In den vergangenen 30 Jahren sind rund 1,23 Millionen Menschen mehr von Ost- nach Westdeutschland gezogen als umgekehrt. 3,86 Millionen Menschen zogen seit 1990 aus den neuen Ländern nach Westdeutschland.

Die größte Gruppe bildeten mit 1,78 Millionen die 18- bis 29-jährigen. Von West nach Ost zogen im gleichen Zeitraum 2,63 Millionen Menschen. Die Statistik berücksichtigt die Werte von 1991 bis 2019. Das geht aus einer vorliegenden Antwort des Bundesinnenministeriums auf eine Anfrage der Linken hervor, die der Deutschen Presse-Agentur vorliegt.

Die meisten Menschen wanderten in den ersten Jahren nach der Wiedervereinigung in die alten Bundesländer ab. 1991 gab es einen Wanderungsverlust von rund 165 000 für die fünf neuen Länder. Im Jahr darauf zogen gut 90 000 mehr Menschen von Ost nach West als umgekehrt. 2001 waren es unterm Strich knapp 98 000 Menschen, die der Osten einbüßte.

2014 dann drehte sich die Entwicklung erstmals um: In Sachsen, wo die Wanderungsverluste teils besonders groß gewesen waren, kamen unterm Strich rund 1800 Menschen dazu. 2019 gab es ein Plus von rund 1000 für die neuen Länder: Mehr Zuwanderung in Sachsen, Mecklenburg-Vorpommern und Brandenburg glich überwiegende Abwanderung aus Thüringen und Sachsen-Anhalt mehr als aus.

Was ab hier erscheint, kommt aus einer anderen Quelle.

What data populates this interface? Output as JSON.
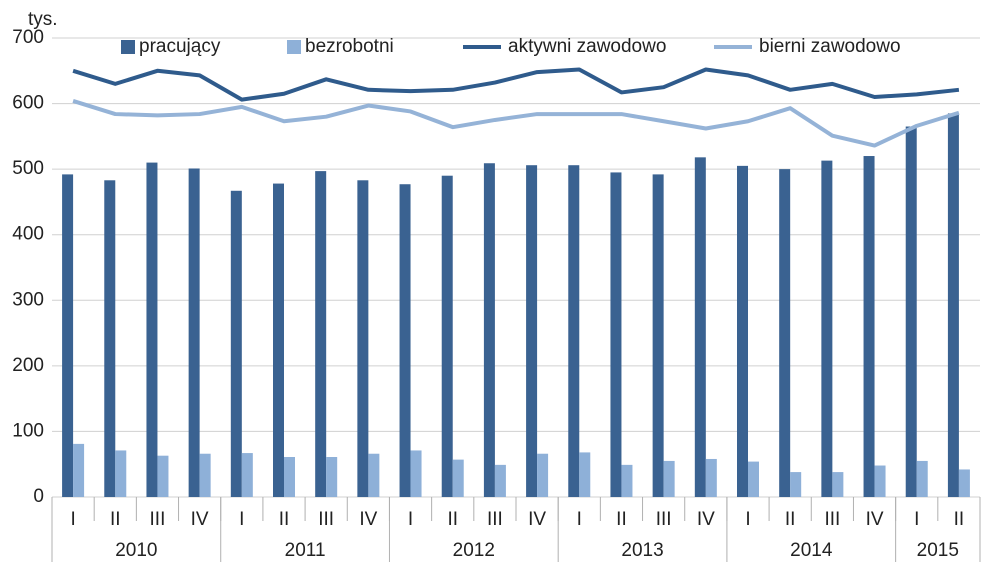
{
  "chart_data": {
    "type": "bar_line",
    "unit_label": "tys.",
    "categories": [
      "I",
      "II",
      "III",
      "IV",
      "I",
      "II",
      "III",
      "IV",
      "I",
      "II",
      "III",
      "IV",
      "I",
      "II",
      "III",
      "IV",
      "I",
      "II",
      "III",
      "IV",
      "I",
      "II"
    ],
    "groups": [
      {
        "label": "2010",
        "count": 4
      },
      {
        "label": "2011",
        "count": 4
      },
      {
        "label": "2012",
        "count": 4
      },
      {
        "label": "2013",
        "count": 4
      },
      {
        "label": "2014",
        "count": 4
      },
      {
        "label": "2015",
        "count": 2
      }
    ],
    "series": [
      {
        "name": "pracujący",
        "kind": "bar",
        "color": "#3a6291",
        "values": [
          492,
          483,
          510,
          501,
          467,
          478,
          497,
          483,
          477,
          490,
          509,
          506,
          506,
          495,
          492,
          518,
          505,
          500,
          513,
          520,
          565,
          585
        ]
      },
      {
        "name": "bezrobotni",
        "kind": "bar",
        "color": "#8eb0d8",
        "values": [
          81,
          71,
          63,
          66,
          67,
          61,
          61,
          66,
          71,
          57,
          49,
          66,
          68,
          49,
          55,
          58,
          54,
          38,
          38,
          48,
          55,
          42
        ]
      },
      {
        "name": "aktywni zawodowo",
        "kind": "line",
        "color": "#2f5b8c",
        "values": [
          650,
          630,
          650,
          643,
          606,
          615,
          637,
          621,
          619,
          621,
          632,
          648,
          652,
          617,
          625,
          652,
          643,
          621,
          630,
          610,
          614,
          621
        ]
      },
      {
        "name": "bierni zawodowo",
        "kind": "line",
        "color": "#95b3d7",
        "values": [
          604,
          584,
          582,
          584,
          595,
          573,
          580,
          597,
          588,
          564,
          575,
          584,
          584,
          584,
          573,
          562,
          573,
          593,
          551,
          536,
          566,
          586
        ]
      }
    ],
    "ylim": [
      0,
      700
    ],
    "yticks": [
      0,
      100,
      200,
      300,
      400,
      500,
      600,
      700
    ],
    "grid": true
  }
}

Die Linken-Abgeordnete Sabine Zimmermann, die die Zahlen erfragt hatte, machte ungleiche Lebensverhältnisse für die Abwanderung aus dem Osten verantwortlich. «Viele Ostdeutsche haben ihrer Heimat den Rücken gekehrt, um Arbeitslosigkeit und niedrigen Löhnen zu entrinnen», sagte sie.

Mit der Entvölkerung von Regionen gehe ein Rückbau von sozialer und kultureller Infrastruktur in vielen Städten und Gemeinden einher. Abwanderung werde so weiter befördert.